One of the first figures to plaster the internet with millions of spam messages before being driven underground has been criminally charged for hacking some 500,000 Facebook accounts, stealing their personal information, and sending 27 million unwanted advertisements.
Sanford Wallace, now 43, first figured out a way to evade Facebook's spam filters and then employed a script that automatically logged in to the accounts he had compromised and retrieve a list of all the users' friends, according to an indictment filed Thursday in federal court in San Jose, California. He then allegedly posted junk messages on each of the friends' Facebook wall.
When people clicked on a link in the message, they were directed to a website that phished their name, and account credentials, prosecutors said. He allegedly carried out the scheme in just five months, starting in November 2008.
“Wallace continued his spamming scheme by storing the information provided by Facebook users, such as email addresses and passwords,” the indictment stated. “Wallace then used the user's email address and password to log into Facebook in order to continue to send spam messages.”
The indictment comes almost two years after Facebook was awarded $711m in damages from Wallace after suing him over the alleged scam. He faced a similar lawsuit from MySpace that in 2008 resulted in a $230m judgement. It's doubtful the company has recovered a dime of either judgement.
Wallace surrendered to FBI agents in Las Vegas on Thursday. He made his initial appearance in court a little while later and was released on $100,000 bail. He was ordered not to access Facebook or MySpace.

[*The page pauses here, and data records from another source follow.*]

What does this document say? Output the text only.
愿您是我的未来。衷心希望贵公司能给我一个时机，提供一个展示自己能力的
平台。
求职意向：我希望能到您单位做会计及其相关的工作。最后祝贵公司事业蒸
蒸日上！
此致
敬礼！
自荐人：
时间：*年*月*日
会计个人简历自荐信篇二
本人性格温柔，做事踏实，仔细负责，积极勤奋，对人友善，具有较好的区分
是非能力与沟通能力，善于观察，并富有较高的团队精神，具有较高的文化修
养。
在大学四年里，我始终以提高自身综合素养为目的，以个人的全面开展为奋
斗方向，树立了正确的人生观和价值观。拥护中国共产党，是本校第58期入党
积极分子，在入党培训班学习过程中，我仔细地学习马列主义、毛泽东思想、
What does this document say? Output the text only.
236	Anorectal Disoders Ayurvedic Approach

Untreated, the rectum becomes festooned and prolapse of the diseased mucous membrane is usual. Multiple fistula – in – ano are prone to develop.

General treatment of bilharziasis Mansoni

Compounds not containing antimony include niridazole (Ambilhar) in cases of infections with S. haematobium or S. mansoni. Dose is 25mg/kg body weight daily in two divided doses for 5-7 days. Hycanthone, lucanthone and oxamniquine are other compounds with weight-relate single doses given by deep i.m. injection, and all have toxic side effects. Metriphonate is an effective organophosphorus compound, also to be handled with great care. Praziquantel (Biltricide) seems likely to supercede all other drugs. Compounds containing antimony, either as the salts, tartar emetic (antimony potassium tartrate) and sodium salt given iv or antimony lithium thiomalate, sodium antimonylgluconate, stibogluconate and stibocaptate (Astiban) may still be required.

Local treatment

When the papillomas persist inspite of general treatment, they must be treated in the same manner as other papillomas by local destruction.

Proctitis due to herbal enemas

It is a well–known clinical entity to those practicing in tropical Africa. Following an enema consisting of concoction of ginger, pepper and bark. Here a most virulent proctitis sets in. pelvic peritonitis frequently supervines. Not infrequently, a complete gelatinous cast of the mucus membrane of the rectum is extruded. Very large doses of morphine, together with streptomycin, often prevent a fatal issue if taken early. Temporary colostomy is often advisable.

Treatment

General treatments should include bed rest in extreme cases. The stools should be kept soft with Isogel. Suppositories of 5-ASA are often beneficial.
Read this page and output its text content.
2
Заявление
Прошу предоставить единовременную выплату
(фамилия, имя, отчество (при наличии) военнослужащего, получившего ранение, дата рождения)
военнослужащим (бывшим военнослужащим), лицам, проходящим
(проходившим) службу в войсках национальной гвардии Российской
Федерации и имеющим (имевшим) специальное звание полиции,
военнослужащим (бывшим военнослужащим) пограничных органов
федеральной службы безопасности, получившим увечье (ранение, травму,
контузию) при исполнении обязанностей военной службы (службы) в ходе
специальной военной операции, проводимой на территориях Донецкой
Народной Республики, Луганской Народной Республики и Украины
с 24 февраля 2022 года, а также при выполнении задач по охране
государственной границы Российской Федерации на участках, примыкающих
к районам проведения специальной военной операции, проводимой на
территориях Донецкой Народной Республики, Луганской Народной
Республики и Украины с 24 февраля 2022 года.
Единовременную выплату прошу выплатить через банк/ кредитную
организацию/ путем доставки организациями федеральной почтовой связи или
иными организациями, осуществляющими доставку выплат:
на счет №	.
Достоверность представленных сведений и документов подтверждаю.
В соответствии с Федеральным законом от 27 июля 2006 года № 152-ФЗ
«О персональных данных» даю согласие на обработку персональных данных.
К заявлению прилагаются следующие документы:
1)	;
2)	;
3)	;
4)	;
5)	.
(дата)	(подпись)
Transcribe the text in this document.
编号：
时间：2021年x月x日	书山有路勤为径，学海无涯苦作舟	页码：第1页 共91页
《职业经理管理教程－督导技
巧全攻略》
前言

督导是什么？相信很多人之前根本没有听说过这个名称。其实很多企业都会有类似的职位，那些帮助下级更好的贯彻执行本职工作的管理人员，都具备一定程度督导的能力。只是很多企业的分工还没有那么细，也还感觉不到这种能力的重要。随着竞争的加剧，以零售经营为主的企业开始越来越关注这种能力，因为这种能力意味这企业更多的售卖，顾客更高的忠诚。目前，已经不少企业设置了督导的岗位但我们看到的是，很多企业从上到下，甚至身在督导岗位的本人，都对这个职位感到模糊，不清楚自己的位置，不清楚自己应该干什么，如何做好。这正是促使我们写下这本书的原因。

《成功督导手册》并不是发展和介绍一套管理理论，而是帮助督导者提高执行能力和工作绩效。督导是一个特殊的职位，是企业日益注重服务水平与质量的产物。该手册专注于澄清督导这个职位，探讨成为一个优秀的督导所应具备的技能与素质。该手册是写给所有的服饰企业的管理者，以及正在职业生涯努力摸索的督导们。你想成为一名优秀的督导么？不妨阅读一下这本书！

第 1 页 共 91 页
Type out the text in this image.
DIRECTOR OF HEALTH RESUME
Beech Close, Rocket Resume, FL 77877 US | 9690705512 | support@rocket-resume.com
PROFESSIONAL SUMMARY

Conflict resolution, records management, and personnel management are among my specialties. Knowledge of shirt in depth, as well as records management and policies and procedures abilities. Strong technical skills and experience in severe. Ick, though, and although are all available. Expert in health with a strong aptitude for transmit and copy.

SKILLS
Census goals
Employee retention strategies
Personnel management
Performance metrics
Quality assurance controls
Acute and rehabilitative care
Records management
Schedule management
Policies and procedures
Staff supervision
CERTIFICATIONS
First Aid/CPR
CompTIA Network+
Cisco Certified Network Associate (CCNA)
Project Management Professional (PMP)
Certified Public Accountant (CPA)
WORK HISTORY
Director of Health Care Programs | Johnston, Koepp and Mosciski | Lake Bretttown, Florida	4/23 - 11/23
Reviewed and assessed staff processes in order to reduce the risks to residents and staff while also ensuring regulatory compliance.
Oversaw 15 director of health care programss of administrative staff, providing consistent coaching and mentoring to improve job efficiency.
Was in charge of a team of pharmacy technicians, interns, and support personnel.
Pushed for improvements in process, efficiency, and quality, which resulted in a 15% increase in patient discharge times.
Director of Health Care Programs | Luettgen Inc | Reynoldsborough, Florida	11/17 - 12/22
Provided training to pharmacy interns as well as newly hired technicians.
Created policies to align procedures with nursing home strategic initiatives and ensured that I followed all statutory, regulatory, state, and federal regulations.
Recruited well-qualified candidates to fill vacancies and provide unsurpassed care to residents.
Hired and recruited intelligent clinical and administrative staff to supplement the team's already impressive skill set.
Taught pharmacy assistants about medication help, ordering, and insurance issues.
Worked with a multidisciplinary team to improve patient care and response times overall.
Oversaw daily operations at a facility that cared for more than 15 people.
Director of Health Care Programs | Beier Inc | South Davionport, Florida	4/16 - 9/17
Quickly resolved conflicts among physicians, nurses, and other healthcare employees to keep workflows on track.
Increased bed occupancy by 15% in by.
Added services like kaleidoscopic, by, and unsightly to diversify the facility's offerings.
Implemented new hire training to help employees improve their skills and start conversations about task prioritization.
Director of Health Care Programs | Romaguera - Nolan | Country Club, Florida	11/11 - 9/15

The indictment charges Wallace with six counts of fraud and two counts of intentional damage to a protected computer. He was also charged with two counts of criminal contempt for logging in to Facebook after the federal judge in the civil action brought by the site ordered him not to. One of the forbidden logins occurred while Wallace was aboard a Virgin Airlines flight from Las Vegas to New York.
If convicted, he faces a maximum of three years in prison and a $250,000 fine for each fraud count and 10 years and a $250,000 fine for each intentional damage count. Penalties for the contempt charges are up to the judge.